These approaches are simple, cheap, and "many hands make light work".  Implementing them collectively as a marketer's "Agency API" would help marketers and agencies to "reconcile" their work, in the following ways:

  • discover campaign conflicts and integration opportunities
  • unpack possible disagreements into manageable bites to resolve -- data conflicts, insight conflicts, analytic technique conflicts, creative brief conflicts
  • better prepare in advance of "interagency council" meetings

Of course the registries are not a panacea for inter-agency "issues" that a marketer needs to sort through, but they help to make any problematic issues more transparent and straightforward to focus on.  

Please take the poll below.  Reactions / suggestions welcome from folks with relevant experience!

 

July 16, 2010

Analytic Commons Project

With inspiration and encouragement from @perryhewitt, New Circle Consulting and Force Five Partners have launched the Analytics Commons Project (http://analyticscommons.com).  Here's the pitch:

Web analytics is a relatively new field that is evolving very quickly. Fortunately, it's been our experience that the community of web analysts is welcoming, vibrant, and very willing to share. The Web Analytics forum on Yahoo! is a wonderful example of this.

Analytics Commons is an effort to improve on this sharing by structuring it a bit. With structure, we can make relevant knowledge a little easier to find, and we can also make it easier to vet the expertise and reliability of the source of that knowledge. (The new Web Analytics Association Certification program is another good step in this direction.)

In designing Analytics Commons, we also decided to start by focusing on a specific form of analytics knowledge, rather than trying now to architect some general information architecture about the field that could capture all its (quickly changing) variety. In particular, we noticed:

  • Google Analytics is ubiquitous.
  • We're happy users of it.
  • It recently added the ability to share Advanced Segments and Custom Reports.
  • While GA has an Apps Gallery that features third-party creations, there is currently no public registry of such shared reports that we're aware of.
  • But, there does seem to be pent-up demand for sharing reports.
  • And, we had a specific itch we needed to scratch ("Target Towns", more on that below) that would help us Keep It Real.
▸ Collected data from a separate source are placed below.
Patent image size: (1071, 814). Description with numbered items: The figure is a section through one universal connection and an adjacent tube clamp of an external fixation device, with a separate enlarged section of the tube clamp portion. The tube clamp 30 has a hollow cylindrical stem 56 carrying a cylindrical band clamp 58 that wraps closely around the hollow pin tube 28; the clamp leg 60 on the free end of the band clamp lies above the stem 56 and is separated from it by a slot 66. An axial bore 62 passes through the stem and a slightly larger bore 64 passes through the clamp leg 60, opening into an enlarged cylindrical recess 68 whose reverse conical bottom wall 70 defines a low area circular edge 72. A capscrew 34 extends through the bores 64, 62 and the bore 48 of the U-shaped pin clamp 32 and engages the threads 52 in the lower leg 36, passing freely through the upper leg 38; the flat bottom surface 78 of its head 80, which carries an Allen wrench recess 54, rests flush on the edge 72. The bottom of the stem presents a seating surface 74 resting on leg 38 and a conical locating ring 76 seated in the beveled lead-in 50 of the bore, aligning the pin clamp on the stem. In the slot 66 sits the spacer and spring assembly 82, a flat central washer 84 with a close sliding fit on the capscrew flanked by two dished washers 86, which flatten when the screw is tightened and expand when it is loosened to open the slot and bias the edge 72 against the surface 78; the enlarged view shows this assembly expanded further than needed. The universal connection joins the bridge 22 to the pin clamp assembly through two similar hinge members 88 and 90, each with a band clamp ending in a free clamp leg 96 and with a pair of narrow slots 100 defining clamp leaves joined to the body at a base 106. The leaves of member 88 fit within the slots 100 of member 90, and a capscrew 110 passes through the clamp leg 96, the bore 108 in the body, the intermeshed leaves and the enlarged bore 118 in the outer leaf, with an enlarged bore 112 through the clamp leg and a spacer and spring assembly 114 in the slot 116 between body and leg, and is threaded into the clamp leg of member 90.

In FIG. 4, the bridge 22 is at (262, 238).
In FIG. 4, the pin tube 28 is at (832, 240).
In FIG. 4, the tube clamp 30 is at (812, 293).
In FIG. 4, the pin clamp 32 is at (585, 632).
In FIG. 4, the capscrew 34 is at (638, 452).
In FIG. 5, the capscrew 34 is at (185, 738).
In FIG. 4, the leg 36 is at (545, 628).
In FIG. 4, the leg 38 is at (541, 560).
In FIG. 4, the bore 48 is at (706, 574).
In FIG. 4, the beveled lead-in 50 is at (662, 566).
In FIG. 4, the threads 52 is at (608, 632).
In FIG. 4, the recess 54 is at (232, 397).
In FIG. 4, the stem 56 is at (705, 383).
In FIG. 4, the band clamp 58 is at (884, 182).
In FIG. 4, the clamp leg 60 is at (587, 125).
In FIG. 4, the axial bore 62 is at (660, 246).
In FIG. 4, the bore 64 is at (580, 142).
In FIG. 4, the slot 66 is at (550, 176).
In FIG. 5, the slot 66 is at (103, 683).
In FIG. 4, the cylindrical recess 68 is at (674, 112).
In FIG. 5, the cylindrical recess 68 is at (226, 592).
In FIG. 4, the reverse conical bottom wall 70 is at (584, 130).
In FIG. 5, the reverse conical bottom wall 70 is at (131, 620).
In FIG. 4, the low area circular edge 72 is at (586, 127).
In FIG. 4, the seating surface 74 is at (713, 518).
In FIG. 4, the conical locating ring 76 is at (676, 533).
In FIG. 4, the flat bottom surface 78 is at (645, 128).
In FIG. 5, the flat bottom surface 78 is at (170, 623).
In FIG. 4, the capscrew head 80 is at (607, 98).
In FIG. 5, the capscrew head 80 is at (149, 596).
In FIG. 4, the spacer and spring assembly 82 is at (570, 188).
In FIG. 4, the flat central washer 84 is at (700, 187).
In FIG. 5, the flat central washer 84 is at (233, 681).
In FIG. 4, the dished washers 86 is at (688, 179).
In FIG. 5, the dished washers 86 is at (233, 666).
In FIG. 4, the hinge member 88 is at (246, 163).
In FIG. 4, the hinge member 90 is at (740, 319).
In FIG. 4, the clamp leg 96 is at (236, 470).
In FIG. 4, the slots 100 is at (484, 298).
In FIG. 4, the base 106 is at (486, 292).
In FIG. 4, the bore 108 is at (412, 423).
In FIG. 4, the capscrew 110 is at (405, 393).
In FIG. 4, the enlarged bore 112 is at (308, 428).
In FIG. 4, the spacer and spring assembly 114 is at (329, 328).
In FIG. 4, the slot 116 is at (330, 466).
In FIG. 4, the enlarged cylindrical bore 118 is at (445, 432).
We also figured we would start with something that would be within our ability to actually get done. Our ambition for this initiative doesn't stop here, however. So, the service also provides a way for visitors and users to suggest feedback to shape the vision and path for getting there.

So how does it work? If we've done our job well, it's hopefully self-evident. You register on the Analytics Commons site, and tell us a little about yourself, ideally through links to places where you keep your description up to date (e.g., LinkedIn, Twitter, etc.). If you've got a report to contribute, you get the url for it by clicking on the "Share button" in Google Analytics' Custom Reports or Advanced Segments sections from a GA profile in which you have access to them. Then, you add the url to our service and tag and describe what you've shared. If you need a report, you search for it on our service. If you find and try a report, all we ask is that you rate and comment on it to tell us how well it matched what you needed. Hopefully, discussions about each report will happen on our service, but if you want to connect privately with a report contributor, we've made room in our registered user profiles for folks to provide contact information if they wish. If you don't find what you were looking for, we let you store the search on our service, and if something matches in the future, we'll send you an email with the search results. If you want, you can subscribe to a weekly email listing new reports that have been added to our service, or get an RSS feed of the same.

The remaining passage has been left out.